Pianist Marjorie McLaughlin admitted she was finding it hard to read the music due to the intense smell:
“My eyes were running and all. And the stench was like a byre during the winter. What’s wrong with these people? There was one mother who wasn’t wearing any fake tan and she wasn’t allowed in the group photo until she went into the toilet and rubbed a handful of soil around her face to take the bad look off it.”
One young first communion celebrant was seen in tears after the service as her Tesco Fake Tan gave way during a sudden deluge of hailstones outside, leaving her dress orange and white and resulting in cruel taunts of ‘you’re from Armagh’ from her classmates.
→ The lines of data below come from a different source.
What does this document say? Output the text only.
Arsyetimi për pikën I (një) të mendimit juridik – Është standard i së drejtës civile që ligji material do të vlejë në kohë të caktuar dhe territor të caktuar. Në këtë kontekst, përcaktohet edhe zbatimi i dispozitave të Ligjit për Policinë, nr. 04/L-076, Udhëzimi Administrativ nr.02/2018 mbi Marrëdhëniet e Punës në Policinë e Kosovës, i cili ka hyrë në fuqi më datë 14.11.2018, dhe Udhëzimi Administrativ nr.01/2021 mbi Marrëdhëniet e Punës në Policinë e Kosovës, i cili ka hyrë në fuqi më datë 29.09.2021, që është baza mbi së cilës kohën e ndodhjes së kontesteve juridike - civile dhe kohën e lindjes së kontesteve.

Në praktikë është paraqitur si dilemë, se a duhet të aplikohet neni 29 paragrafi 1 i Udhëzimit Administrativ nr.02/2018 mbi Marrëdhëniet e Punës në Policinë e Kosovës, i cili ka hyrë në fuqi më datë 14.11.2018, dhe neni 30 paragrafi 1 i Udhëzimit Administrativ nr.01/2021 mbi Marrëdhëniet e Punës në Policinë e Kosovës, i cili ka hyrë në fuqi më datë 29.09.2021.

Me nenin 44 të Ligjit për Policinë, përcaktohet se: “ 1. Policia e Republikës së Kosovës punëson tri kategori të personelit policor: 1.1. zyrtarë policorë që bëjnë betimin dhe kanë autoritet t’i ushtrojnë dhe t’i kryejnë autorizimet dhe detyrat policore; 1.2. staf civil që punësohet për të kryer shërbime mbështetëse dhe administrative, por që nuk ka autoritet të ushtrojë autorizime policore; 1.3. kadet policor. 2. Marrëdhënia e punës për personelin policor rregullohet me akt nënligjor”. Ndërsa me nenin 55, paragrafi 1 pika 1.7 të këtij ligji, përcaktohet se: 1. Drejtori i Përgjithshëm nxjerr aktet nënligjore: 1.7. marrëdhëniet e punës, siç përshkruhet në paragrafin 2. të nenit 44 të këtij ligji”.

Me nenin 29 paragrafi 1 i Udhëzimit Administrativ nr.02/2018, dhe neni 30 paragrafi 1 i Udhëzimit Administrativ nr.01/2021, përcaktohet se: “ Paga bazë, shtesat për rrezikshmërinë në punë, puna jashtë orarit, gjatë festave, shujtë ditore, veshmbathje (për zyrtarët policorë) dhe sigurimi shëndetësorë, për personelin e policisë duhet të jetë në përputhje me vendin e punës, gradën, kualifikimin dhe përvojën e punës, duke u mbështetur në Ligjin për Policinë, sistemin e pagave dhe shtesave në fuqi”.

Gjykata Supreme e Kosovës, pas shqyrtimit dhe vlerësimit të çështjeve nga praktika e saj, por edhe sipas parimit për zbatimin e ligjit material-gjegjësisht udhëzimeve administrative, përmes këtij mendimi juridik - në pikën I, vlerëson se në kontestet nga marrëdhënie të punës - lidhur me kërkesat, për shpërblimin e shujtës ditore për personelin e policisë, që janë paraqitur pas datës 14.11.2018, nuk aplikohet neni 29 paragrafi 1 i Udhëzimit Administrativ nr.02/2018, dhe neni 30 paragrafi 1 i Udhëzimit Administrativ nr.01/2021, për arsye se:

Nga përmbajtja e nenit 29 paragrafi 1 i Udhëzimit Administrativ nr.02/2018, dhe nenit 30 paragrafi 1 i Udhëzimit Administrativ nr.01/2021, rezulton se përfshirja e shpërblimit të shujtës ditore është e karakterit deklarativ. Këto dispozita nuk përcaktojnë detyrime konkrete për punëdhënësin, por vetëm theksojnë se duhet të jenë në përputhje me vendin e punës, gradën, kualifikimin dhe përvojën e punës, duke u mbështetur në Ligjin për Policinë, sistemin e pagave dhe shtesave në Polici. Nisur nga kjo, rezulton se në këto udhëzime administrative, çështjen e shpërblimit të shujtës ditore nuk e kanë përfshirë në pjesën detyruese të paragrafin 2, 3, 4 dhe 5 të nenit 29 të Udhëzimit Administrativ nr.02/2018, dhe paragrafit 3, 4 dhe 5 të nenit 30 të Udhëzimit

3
Fr Dunghan, who is currently recovering with his maid, has urged local politicians to ban fake tan in Strabane unless it’s an open-air event:
“Holy smokes, it’s just not on. The lipstick and blusher I accept. In fact it can do wonders for a few of my parishioners. But this tan business has to stop or I’m leaving the vocation and taking up selling pallets or water filters with my trusty maid.”
Meanwhile, a father who was accused of also wearing fake tan at the service has denied the accusation, urging people to accept the fact that he’s just a car mechanic.